第八話 火刑法廷
芹澤春海
あらためて対面した芹澤さんは、ひときわ存在感があった。
やり場のない高揚感がわく。それが上野を前にしたときと同じものだと思い出して、ひしひしと後悔を感じはじめる。とり返しのつかないことをしているのではないか。なにもかも通りすぎるんじゃなかったのか。

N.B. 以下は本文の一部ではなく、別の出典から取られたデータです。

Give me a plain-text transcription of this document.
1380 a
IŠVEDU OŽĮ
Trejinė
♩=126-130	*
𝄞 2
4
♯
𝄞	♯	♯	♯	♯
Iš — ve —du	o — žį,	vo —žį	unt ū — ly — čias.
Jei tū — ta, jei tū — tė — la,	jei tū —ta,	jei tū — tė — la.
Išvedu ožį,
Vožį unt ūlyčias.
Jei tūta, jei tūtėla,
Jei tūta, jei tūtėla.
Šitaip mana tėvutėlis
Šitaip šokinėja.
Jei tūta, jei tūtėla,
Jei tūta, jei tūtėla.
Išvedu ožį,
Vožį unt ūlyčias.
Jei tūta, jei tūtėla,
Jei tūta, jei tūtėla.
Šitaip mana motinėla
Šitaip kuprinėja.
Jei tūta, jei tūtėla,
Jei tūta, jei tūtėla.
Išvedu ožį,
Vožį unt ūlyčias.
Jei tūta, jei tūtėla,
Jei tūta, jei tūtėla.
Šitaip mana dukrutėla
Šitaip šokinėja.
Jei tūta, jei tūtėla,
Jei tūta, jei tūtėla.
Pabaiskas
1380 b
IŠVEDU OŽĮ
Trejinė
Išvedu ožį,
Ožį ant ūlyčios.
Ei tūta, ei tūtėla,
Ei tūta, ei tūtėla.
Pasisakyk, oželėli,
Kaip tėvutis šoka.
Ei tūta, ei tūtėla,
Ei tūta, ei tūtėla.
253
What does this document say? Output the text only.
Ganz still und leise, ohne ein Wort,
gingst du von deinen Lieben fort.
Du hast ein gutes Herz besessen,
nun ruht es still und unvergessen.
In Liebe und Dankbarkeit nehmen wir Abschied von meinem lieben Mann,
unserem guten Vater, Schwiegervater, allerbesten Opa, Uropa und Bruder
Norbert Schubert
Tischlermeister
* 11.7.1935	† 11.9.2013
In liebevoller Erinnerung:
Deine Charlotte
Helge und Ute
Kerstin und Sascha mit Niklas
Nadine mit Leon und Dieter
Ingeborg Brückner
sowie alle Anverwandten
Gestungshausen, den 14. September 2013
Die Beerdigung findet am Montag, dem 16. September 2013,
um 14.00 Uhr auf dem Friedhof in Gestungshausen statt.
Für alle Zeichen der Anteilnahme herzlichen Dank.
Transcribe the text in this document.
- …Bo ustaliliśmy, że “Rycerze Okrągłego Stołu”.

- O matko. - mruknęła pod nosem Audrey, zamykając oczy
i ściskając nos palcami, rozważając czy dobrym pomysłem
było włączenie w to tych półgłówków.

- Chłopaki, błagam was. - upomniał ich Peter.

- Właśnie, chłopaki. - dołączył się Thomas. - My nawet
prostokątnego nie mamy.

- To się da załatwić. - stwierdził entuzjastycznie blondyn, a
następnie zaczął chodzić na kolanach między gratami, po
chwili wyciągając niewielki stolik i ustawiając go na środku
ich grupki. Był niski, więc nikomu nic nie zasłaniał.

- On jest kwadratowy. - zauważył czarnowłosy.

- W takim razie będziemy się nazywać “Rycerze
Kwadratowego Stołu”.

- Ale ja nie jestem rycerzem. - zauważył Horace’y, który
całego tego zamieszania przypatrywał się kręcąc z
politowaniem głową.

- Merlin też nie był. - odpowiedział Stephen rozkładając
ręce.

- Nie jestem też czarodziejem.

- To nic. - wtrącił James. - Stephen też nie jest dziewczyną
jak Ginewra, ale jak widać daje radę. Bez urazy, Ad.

とはいえ、相手は目の前にいる。横には中島さんも控えている。
いまさらひき返すことはできない。
「ごめんね、わざわざきてもらって」
「いいけど。ちょうど近くにいたから」
芹澤さんも素っ気なく答える。くすぐったくなるような高音のハスキーボイス。いままでちゃんと話したことがなかったせいか、すごく新鮮な気がする。
ちらと中島さんを窺って、芹澤さんはぼくを見た。
「それで、話って?」
「中島さんから聞いたんだけど、上野のこと知りたがってるって」
「まあ、そうだけど」
「上野の死は嘉勢に原因があるんじゃないかって、思ってる?」
芹澤さんの視線に明らかに敵意がこもる。
中島さんはいたたまれない様子だ。
ぼくは愛想笑いを保ちつつ、芹澤さんを見返す。
「じつをいうとね、芹澤さん。嘉勢のところへ妙なものが届いたんだ。ただの紙切れだったんだけど、上野の自殺の責任を、嘉勢に押しつけるような文句が書かれていた。おまえがころしたって」
芹澤さんは無反応だった。
ガラス玉のような目が、まっすぐにぼくを見すえている。
「それ以降なにもないから、嘉勢はとりあえずいたずらってことにして放置してたんだけど、昨日、こんどは脅迫じみた手紙が届いてね。上野の遺品をよこせということだった。それで犯人を捜そうといろいろ調べてみたんだ」
やはり芹澤さんは微動だにしない。
重苦しい緊張感に耐えかねたのか、困り顔で中島さんが口を開く。
「最初の紙切れは嘉勢さんのクリアファイルに挟まってた。それを挟める人が、はーちゃんしかいないらしいの」
「なんで木皿儀くんがそんなこと調べてるわけ」
中島さんのセリフがおわる間もなく、はっきりとした活舌で、芹澤さんがいった。
顔の表情に変化はない。ただ語勢から静かな怒りを感じる。
ぼくはまだ冷静さを装って答える。
「嘉勢に協力を頼まれたんだ」
「なんで?」
「まあ。友だちだから」
「ともだち」
薄い唇が明確に言葉を紡ぐ。
「あんたはうちの邪魔ばかりするんだね」
「……なんのこと?」
「いいの。でも、今回はうちの勝ち」
なにをいったのか考えるより早く、芹澤さんは椅子に腰をおろす。
「座りなよ」
芹澤さんはぼくたちに着席を促す。
ぞっとするほど、晴れやかな笑顔だった。
ぼくと中島さんは動かない。芹澤さんは小さく舌打ちをする。
「木皿儀くんさ、名探偵にでもなったつもり?」
「は?」
「それともお姫さまを守る王子さまかな。残念だけど、もう無駄だよ」
にい、と芹澤さんは笑う。
その瞳は爛々と燃えているかのようだった。